Peça 4 – a campanha do
impeachment
O
que vai restar dessa lambança toda?
Há
uma certeza e uma incógnita. A certeza é que Bolsonaro será impichado. A
incógnita é quanto ao tempo que irá demorar o processo.
Seu
único trunfo, junto ao bloco do impeachment, seria a eventualidade de sua queda
provocar a volta do PT. Não ocorrerá. Sua queda promoveria a ascensão natural
do general Mourão, preservando a unidade em torno de um comando mais racional.
Positivamente,
não tem WhatsApp ou Twitter que o salve da fogueira.
Será
curioso analisar o comportamento do Ministro Sérgio Moro, da Justiça. Na
foto divulgada, do voo para Davos, vê-se Bolsonaro ao telefone. Com todo o
Estado Maior no avião, a hipótese aventada é que estaria tratando da estratégia
de defesa com o filho Flávio. No mesmo ambiente, uma das testemunhas da
conversa é seu Ministro da Justiça, ex-juiz Sérgio Moro.
Enquanto
isto, a cobertura das Organizações Globo tem sido de uma objetividade mortal.
Há seis meses seus repórteres já sabiam das suspeitas com o capitão Adriano.

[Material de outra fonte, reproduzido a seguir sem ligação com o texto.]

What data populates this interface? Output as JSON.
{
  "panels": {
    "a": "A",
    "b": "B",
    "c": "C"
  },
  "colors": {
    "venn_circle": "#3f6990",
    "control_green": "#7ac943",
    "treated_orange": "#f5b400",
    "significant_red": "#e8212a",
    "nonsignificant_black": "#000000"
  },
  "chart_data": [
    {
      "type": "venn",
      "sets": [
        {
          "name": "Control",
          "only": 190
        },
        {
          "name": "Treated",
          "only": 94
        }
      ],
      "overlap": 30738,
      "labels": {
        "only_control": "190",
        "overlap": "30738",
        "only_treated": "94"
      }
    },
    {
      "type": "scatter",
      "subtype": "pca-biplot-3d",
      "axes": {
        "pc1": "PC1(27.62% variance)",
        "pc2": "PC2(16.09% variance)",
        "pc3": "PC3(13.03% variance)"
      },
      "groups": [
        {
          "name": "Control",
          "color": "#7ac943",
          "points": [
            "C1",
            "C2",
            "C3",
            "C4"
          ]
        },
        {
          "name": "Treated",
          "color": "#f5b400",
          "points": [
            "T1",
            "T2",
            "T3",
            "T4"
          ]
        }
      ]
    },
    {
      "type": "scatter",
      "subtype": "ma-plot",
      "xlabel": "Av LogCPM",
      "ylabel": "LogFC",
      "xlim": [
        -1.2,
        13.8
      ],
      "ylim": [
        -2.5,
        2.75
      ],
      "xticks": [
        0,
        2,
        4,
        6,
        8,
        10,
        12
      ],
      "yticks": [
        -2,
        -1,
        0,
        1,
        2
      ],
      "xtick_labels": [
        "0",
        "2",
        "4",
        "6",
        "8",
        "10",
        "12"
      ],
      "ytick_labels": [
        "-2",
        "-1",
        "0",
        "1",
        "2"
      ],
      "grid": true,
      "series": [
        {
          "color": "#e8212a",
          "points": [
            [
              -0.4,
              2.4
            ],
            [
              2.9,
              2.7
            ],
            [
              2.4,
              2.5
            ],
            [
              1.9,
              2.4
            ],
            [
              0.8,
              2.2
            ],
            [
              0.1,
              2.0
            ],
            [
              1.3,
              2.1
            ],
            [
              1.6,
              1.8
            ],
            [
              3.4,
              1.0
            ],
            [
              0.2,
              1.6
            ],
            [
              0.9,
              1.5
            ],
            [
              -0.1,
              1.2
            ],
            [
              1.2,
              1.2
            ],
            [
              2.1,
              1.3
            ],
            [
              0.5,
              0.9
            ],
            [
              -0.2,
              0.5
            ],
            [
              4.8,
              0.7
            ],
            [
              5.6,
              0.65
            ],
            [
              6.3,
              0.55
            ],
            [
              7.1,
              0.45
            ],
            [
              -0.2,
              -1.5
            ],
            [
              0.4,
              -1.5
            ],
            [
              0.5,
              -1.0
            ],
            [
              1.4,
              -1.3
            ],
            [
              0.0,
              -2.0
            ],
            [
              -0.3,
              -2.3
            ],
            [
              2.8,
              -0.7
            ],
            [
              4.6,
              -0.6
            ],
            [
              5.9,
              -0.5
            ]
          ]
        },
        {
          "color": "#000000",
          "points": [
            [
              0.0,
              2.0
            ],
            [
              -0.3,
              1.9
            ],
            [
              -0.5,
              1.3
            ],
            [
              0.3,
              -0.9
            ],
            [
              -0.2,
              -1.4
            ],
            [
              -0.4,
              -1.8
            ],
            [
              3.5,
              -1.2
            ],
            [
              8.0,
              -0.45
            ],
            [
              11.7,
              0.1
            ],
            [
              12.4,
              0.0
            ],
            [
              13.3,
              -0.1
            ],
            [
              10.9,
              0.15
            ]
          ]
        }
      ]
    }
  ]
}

Mas mantiveram um pacto de silêncio com o Ministério Público Estadual (MPE),
para não atrapalhar as investigações.
A
nota sobre o refúgio de Queiroz no Rio Comprido saiu um dia antes da Operação
Os Intocáveis. Nos próximos dias – talvez até no Jornal Nacional de hoje –
serão revelados os detalhes sobre o capitão Adriano.
Os
Bolsonaro estão apanhando até no seu campo de batalha: as redes sociais.
É
até possível que a Operação Marielle tenha acontecido sem conhecimento prévio
de Flávio Bolsonaro e ele não passasse de um joguete nas mãos do motorista. É
significativo o fato de ter publicado um Twitter se solidarizando com Mairelle
e, em seguida, tê-lo apagado. Fará doferença em uma investigação criminal, não
em um julgamento político.
Se
valer um palpite, acho que haverá um desfecho relativamente rápido dessa crise.